A straight line of gradient m passes through the point (1,1) and cuts the x- and y- axes at A and B respectively. The point P lies on AB and is such that AP:PB = 1:2 .
Show that, as m varies, P moves on the curve whose equation is 3xy - x - 2y = 0.
So far, my working is as follows:
If the straight line passes through the point (1,1) , then the straight line should have the following equation:
$y = m(x-1) + 1$
which means that:
$A = (\frac{(m-1)}{m} , 0)$
$ B = (0, (-m +1))$
Therefore, the points of P should be:
X = $\frac{2(0) + 1(\frac{(m-1)}{m})}{3}$
Y = $\frac{2(m-1) + 1(0)}{3}$
Unfortunately, I'm not sure how to continue from here.

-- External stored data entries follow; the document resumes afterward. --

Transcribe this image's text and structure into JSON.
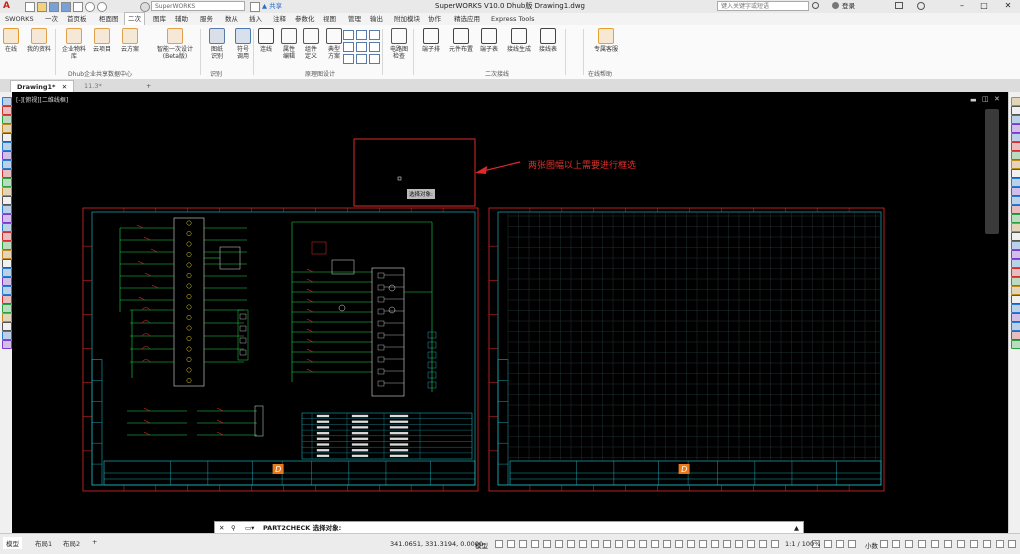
{
  "titlebar": {
    "app_select": "SuperWORKS",
    "share_label": "共享",
    "title": "SuperWORKS V10.0 Dhub版    Drawing1.dwg",
    "search_placeholder": "键入关键字或短语",
    "login_label": "登录"
  },
  "menu": {
    "tabs": [
      "SWORKS",
      "一次",
      "首页板",
      "柜面图",
      "二次",
      "图库",
      "辅助",
      "服务",
      "数从",
      "插入",
      "注释",
      "参数化",
      "视图",
      "管理",
      "输出",
      "附加模块",
      "协作",
      "精选应用",
      "Express Tools"
    ],
    "active_index": 4
  },
  "ribbon": {
    "buttons": [
      {
        "label": "在线",
        "color": "#e89a2c"
      },
      {
        "label": "我的资料",
        "color": "#e2a048"
      },
      {
        "label": "企业物料库",
        "color": "#e2a048"
      },
      {
        "label": "云项目",
        "color": "#e2a048"
      },
      {
        "label": "云方案",
        "color": "#e2a048"
      },
      {
        "label": "智能一次设计\n(Beta版)",
        "color": "#e2a048"
      },
      {
        "label": "图纸\n识别",
        "color": "#5a7aa8"
      },
      {
        "label": "符号\n调用",
        "color": "#4a7ab0"
      },
      {
        "label": "连线",
        "color": "#444"
      },
      {
        "label": "属性\n编辑",
        "color": "#555"
      },
      {
        "label": "组件\n定义",
        "color": "#555"
      },
      {
        "label": "典型\n方案",
        "color": "#555"
      },
      {
        "label": "电路图\n检查",
        "color": "#555"
      },
      {
        "label": "端子排",
        "color": "#444"
      },
      {
        "label": "元件布置",
        "color": "#444"
      },
      {
        "label": "端子表",
        "color": "#444"
      },
      {
        "label": "接线生成",
        "color": "#444"
      },
      {
        "label": "接线表",
        "color": "#444"
      },
      {
        "label": "专属客服",
        "color": "#e8a030"
      }
    ],
    "groups": [
      "Dhub企业共享数据中心",
      "识别",
      "原理图设计",
      "二次接线",
      "在线帮助"
    ]
  },
  "doctabs": [
    "Drawing1*",
    "11.3*"
  ],
  "viewport_label": "[-][俯视][二维线框]",
  "annotation": {
    "text": "两张图幅以上需要进行框选",
    "color": "#e0302a",
    "tooltip": "选择对象:"
  },
  "titleblock": {
    "logo_text": "D"
  },
  "command": {
    "prompt": "PART2CHECK 选择对象:"
  },
  "status": {
    "layout_tabs": [
      "模型",
      "布局1",
      "布局2"
    ],
    "coords": "341.0651, 331.3194, 0.0000",
    "model_label": "模型",
    "scale": "1:1 / 100%",
    "units": "小数"
  }
}
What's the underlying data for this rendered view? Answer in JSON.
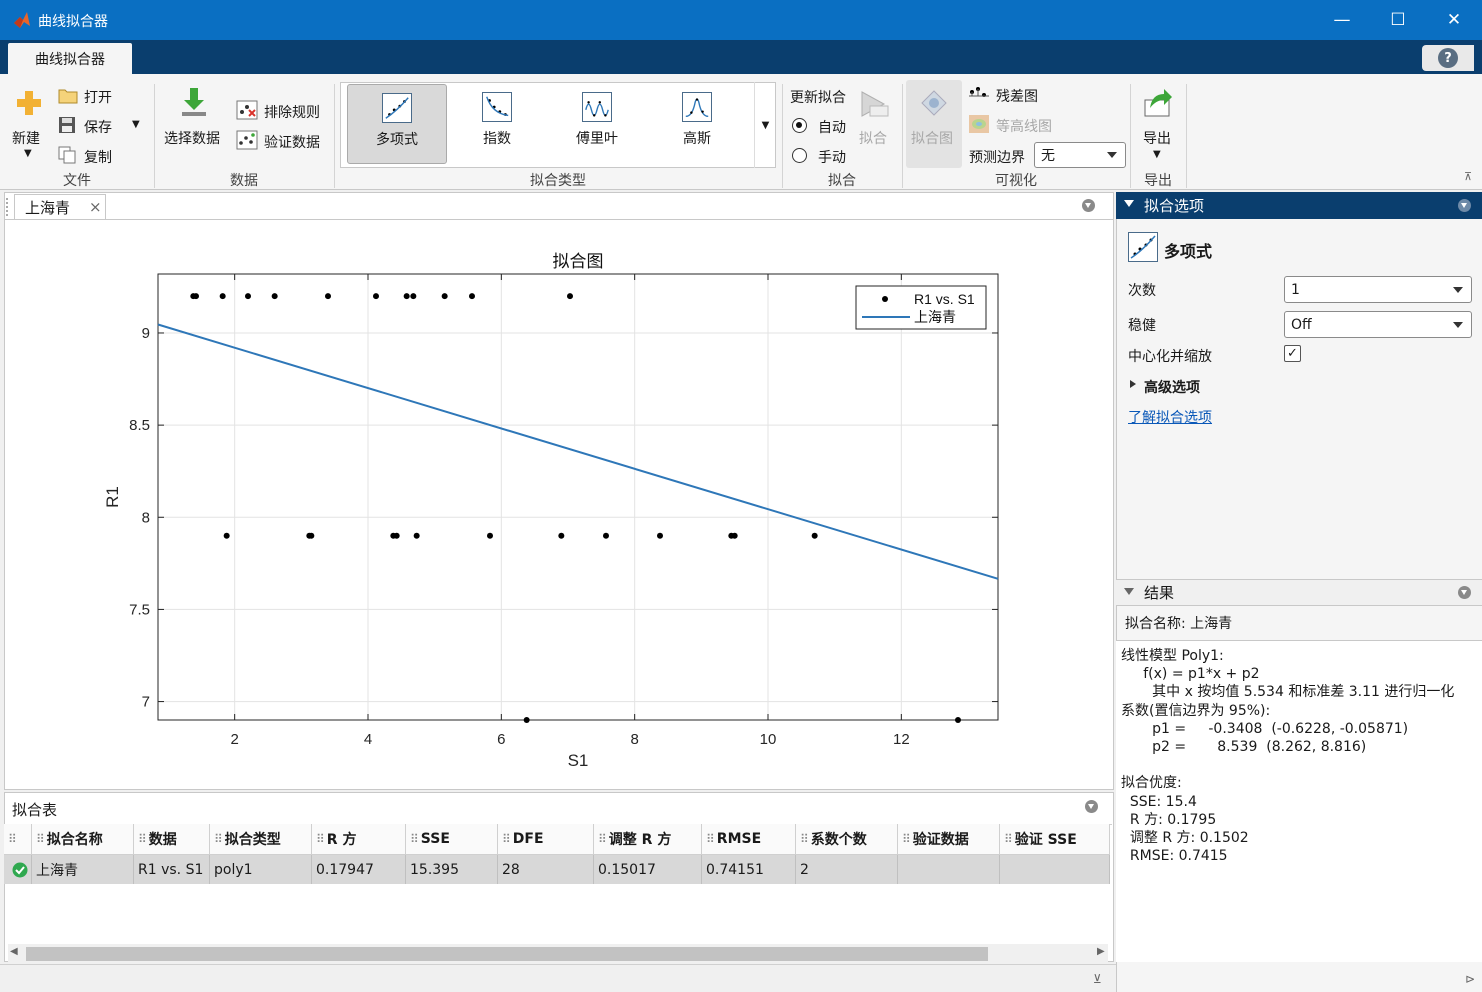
{
  "window": {
    "title": "曲线拟合器",
    "min": "—",
    "max": "☐",
    "close": "✕"
  },
  "app_tab": "曲线拟合器",
  "help": "?",
  "ribbon": {
    "file": {
      "new": "新建",
      "open": "打开",
      "save": "保存",
      "copy": "复制",
      "group": "文件"
    },
    "data": {
      "select": "选择数据",
      "exclusion": "排除规则",
      "validation": "验证数据",
      "group": "数据"
    },
    "fit_type": {
      "items": [
        "多项式",
        "指数",
        "傅里叶",
        "高斯"
      ],
      "group": "拟合类型"
    },
    "fit": {
      "update": "更新拟合",
      "auto": "自动",
      "manual": "手动",
      "fit_btn": "拟合",
      "group": "拟合"
    },
    "viz": {
      "fit_plot": "拟合图",
      "residuals": "残差图",
      "contour": "等高线图",
      "pred_bounds": "预测边界",
      "pred_value": "无",
      "group": "可视化"
    },
    "export": {
      "label": "导出",
      "group": "导出"
    }
  },
  "doc_tab": "上海青",
  "doc_tab_close": "×",
  "chart_data": {
    "type": "scatter",
    "title": "拟合图",
    "xlabel": "S1",
    "ylabel": "R1",
    "xlim": [
      0.85,
      13.45
    ],
    "ylim": [
      6.9,
      9.32
    ],
    "xticks": [
      2,
      4,
      6,
      8,
      10,
      12
    ],
    "yticks": [
      7,
      7.5,
      8,
      8.5,
      9
    ],
    "ytick_labels": [
      "7",
      "7.5",
      "8",
      "8.5",
      "9"
    ],
    "grid": true,
    "legend_position": "top-right",
    "series": [
      {
        "name": "R1 vs. S1",
        "style": "points",
        "color": "#000000",
        "x": [
          1.38,
          1.42,
          1.82,
          2.2,
          2.6,
          3.4,
          4.12,
          4.58,
          4.68,
          5.15,
          5.56,
          7.03,
          1.88,
          3.12,
          3.15,
          4.38,
          4.43,
          4.73,
          5.83,
          6.9,
          7.57,
          8.38,
          9.45,
          9.5,
          10.7,
          6.38,
          12.85
        ],
        "y": [
          9.2,
          9.2,
          9.2,
          9.2,
          9.2,
          9.2,
          9.2,
          9.2,
          9.2,
          9.2,
          9.2,
          9.2,
          7.9,
          7.9,
          7.9,
          7.9,
          7.9,
          7.9,
          7.9,
          7.9,
          7.9,
          7.9,
          7.9,
          7.9,
          7.9,
          6.9,
          6.9
        ]
      },
      {
        "name": "上海青",
        "style": "line",
        "color": "#2e77b8",
        "x": [
          0.85,
          13.45
        ],
        "y": [
          9.046,
          7.666
        ]
      }
    ]
  },
  "fit_table": {
    "title": "拟合表",
    "columns": [
      "拟合名称",
      "数据",
      "拟合类型",
      "R 方",
      "SSE",
      "DFE",
      "调整 R 方",
      "RMSE",
      "系数个数",
      "验证数据",
      "验证 SSE"
    ],
    "row": [
      "上海青",
      "R1 vs. S1",
      "poly1",
      "0.17947",
      "15.395",
      "28",
      "0.15017",
      "0.74151",
      "2",
      "",
      ""
    ]
  },
  "fit_options": {
    "header": "拟合选项",
    "model": "多项式",
    "degree_label": "次数",
    "degree": "1",
    "robust_label": "稳健",
    "robust": "Off",
    "center_label": "中心化并缩放",
    "center_checked": "✓",
    "advanced": "高级选项",
    "learn_more": "了解拟合选项"
  },
  "results": {
    "header": "结果",
    "fit_name": "拟合名称: 上海青",
    "lines": [
      "线性模型 Poly1:",
      "     f(x) = p1*x + p2",
      "       其中 x 按均值 5.534 和标准差 3.11 进行归一化",
      "系数(置信边界为 95%):",
      "       p1 =     -0.3408  (-0.6228, -0.05871)",
      "       p2 =       8.539  (8.262, 8.816)",
      "",
      "拟合优度:",
      "  SSE: 15.4",
      "  R 方: 0.1795",
      "  调整 R 方: 0.1502",
      "  RMSE: 0.7415"
    ]
  },
  "colors": {
    "titlebar": "#0a6fc2",
    "tabstrip": "#0a3e6e",
    "fit_line": "#2e77b8",
    "link": "#0a58b8"
  }
}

Thanks in advance for your assistance!
we have the coordinate of $$A(1-1/m,0)$$ and $$B(0,1-m)$$ from $$2AP=BP$$ we get after squaring $$4((x-1+1/m)^2+y^2)=x^2+(y-1+m)^2$$ plugging $$m=\frac{y-1}{x-1}$$ we get $$4\, \left( x-1+{\frac {x-1}{y-1}} \right) ^{2}+4\,{y}^{2}-{x}^{2}- \left( y-1+{\frac {y-1}{x-1}} \right) ^{2} =0$$ simplifying and facrotzing we get $$\left( 3\,yx-x-2\,y \right) \left( yx+x-2\,y \right) \left( {x}^{2} +{y}^{2}-2\,x-2\,y+2 \right) =0$$ and one factor is your equation!